Se ha observado que el Hombre primitivo vivía generalmente en las orillas de los ríos; es allí donde se encuentran sus restos, como así mismo en las cavernas naturales abiertas por la erosión de las aguas de los valles. Natural es, que sea difícil descubrir sus osamentos, porque están casi siempre enterrados de cuatro á seis metros de profundidad en el suelo de las cavernas, debido á que las aguas surabundantes las llenaban de detritus, de arena y de limo arrastrados por ellas. Por eso, muchas cavernas están tan llenas de limo, que parece imposible, á primera vista, que pudieran existir allí, bajo una espesa capa de tierra, muchos restos de osamentos, y solamente practicando escavaciones profundas, es que se han descubierto vestigios de huesos que han pertenecido al Hombre primitivo, como así mismo osamentos de corpulentos animales.
Cuanto al desarrollo del Género Humano, según opinión de algunos paleontólogos, éste se realizó paulatinamente en el trascurso de tan inmensos períodos de tiempo, que apenas se concibe, ni aún se puede formar la más lejana idea, datando, suponen algunos, de más de veinte mil años.
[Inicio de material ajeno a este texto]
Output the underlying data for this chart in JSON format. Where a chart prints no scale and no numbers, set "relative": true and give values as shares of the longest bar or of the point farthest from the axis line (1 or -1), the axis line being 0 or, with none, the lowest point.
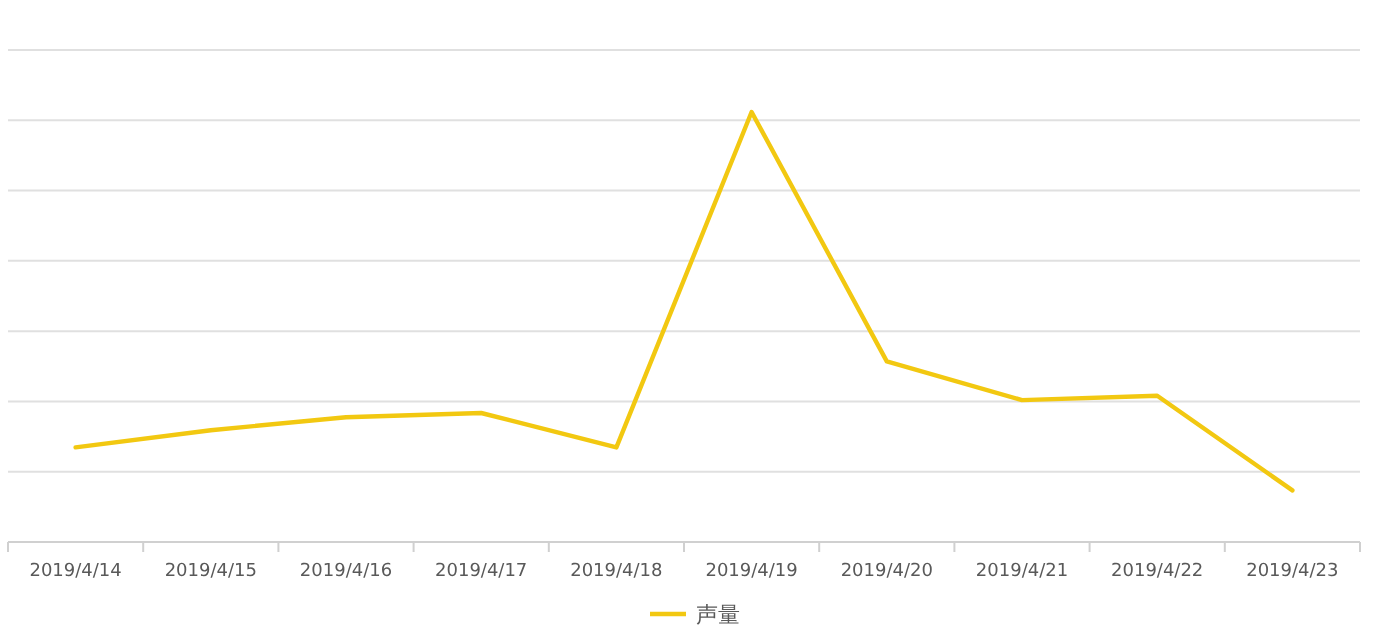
{
  "chart_data": {
    "type": "line",
    "relative": true,
    "grid": "y",
    "legend": "bottom",
    "marker": "none",
    "line_style": "solid",
    "categories": [
      "2019/4/14",
      "2019/4/15",
      "2019/4/16",
      "2019/4/17",
      "2019/4/18",
      "2019/4/19",
      "2019/4/20",
      "2019/4/21",
      "2019/4/22",
      "2019/4/23"
    ],
    "series": [
      {
        "name": "声量",
        "color": "#f2c811",
        "values": [
          0.22,
          0.26,
          0.29,
          0.3,
          0.22,
          1,
          0.42,
          0.33,
          0.34,
          0.12
        ]
      }
    ]
  }
}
Hækel va aún más lejos, pues opina que desde la Creación del Mundo, no solamente han trascurrido cien mil años, sino probablemente muchos centenares de miles de años. En fin, otros paleontólogos infieren que la Tierra tiene una edad que se escapa á todo cálculo numérico, y que hace muchos millones de años que su superficie está habitada por el Hombre[11].
El Dr. Thomas C. Chamberlain, jefe del departamento de geología de la Universidad de Chicago, declaró en una conferencia pública, tenida en el local del Museo Municipal, ante los miembros de la Sociedad Geográfica de aquella ciudad, que, á su juicio, "el planeta tenía ya cien millones de años, y que por sus fenómenos climatológicos y sus condiciones atmosféricas subsistirá aún otros millones de años."
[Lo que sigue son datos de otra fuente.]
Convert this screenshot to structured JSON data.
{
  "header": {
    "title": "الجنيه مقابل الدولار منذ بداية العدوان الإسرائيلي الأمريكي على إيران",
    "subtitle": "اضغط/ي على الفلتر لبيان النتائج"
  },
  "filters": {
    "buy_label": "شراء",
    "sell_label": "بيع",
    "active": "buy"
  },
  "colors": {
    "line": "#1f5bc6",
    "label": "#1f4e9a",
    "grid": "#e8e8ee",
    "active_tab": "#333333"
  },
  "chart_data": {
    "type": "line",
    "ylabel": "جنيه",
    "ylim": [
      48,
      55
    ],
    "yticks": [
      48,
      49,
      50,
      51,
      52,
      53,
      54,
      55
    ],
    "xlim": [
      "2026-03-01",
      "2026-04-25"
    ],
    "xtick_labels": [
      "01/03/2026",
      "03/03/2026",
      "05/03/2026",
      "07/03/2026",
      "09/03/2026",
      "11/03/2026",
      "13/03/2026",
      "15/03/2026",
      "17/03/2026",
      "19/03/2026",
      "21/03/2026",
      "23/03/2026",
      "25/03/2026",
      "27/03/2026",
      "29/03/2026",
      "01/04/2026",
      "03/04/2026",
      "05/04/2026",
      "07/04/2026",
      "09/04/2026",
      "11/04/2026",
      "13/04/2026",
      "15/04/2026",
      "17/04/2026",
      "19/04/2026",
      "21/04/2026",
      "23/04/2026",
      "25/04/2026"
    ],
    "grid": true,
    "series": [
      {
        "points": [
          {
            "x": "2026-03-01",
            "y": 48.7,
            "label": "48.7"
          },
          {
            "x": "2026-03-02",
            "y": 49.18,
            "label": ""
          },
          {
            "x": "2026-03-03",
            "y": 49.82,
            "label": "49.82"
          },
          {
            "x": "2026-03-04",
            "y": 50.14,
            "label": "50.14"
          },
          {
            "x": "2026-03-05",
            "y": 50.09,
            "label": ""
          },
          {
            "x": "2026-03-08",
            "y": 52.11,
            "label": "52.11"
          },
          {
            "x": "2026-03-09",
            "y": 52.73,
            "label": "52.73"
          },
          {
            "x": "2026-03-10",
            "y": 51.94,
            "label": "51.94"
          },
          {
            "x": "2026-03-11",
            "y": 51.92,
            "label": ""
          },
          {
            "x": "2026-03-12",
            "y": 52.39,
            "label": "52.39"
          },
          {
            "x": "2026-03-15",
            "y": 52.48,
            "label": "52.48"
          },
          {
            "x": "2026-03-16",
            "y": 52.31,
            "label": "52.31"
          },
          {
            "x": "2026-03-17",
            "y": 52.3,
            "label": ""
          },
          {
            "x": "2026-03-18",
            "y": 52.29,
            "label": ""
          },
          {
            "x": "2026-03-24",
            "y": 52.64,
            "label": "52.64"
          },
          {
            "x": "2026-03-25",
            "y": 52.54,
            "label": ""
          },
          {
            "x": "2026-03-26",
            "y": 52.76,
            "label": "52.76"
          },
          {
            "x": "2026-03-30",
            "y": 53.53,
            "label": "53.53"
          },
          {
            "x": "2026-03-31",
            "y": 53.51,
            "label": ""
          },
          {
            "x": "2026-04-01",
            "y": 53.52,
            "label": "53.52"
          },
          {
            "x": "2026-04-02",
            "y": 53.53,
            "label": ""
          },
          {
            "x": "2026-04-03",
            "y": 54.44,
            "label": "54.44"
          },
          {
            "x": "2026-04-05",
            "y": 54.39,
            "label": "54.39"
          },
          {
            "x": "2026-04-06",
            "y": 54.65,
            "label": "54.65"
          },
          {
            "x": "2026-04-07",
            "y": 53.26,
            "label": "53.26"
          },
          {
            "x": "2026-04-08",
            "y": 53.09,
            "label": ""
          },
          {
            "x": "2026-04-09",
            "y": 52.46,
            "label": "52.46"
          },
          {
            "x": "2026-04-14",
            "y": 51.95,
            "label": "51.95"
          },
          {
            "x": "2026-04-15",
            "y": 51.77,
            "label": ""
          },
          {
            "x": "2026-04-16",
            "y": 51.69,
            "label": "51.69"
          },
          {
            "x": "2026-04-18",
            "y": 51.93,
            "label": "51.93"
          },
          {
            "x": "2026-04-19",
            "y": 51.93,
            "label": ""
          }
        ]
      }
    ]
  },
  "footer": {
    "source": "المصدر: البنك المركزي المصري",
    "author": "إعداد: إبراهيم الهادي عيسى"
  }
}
Si los cálculos de los paleontólogos nombrados parecen enormemente exagerados, debemos citar la opinión de un sabio geólogo inglés, Mr. R. T. Strutt, que pretende haber determinado por un método muy preciso, la edad de algunas rocas eruptivas, buscando la cantidad de helium que contienen. Por el análisis que hizo de algunas muestras de circo[12], ha encontrado que los basaltos de Auvernia, de la Edad Terciaria, tenían 6.270,000 años de existencia; que los de Noruega excedían de 54.000,000 de años; y que las tierras azules diamantíferas de Kimberley, en el Africa Central, alcanzan la respetable edad de 320.000,000 de años. Además recogió, dice, en la provincia de Ontario, en el Canadá, una roca arcáica que cuenta, por lo menos, 622.000,000 de años; y aún, añade que, á su juicio, las cifras que él indica son inferiores á la realidad, pues cree que el Globo Terráqueo cuenta por lo menos 700.000,000 de años.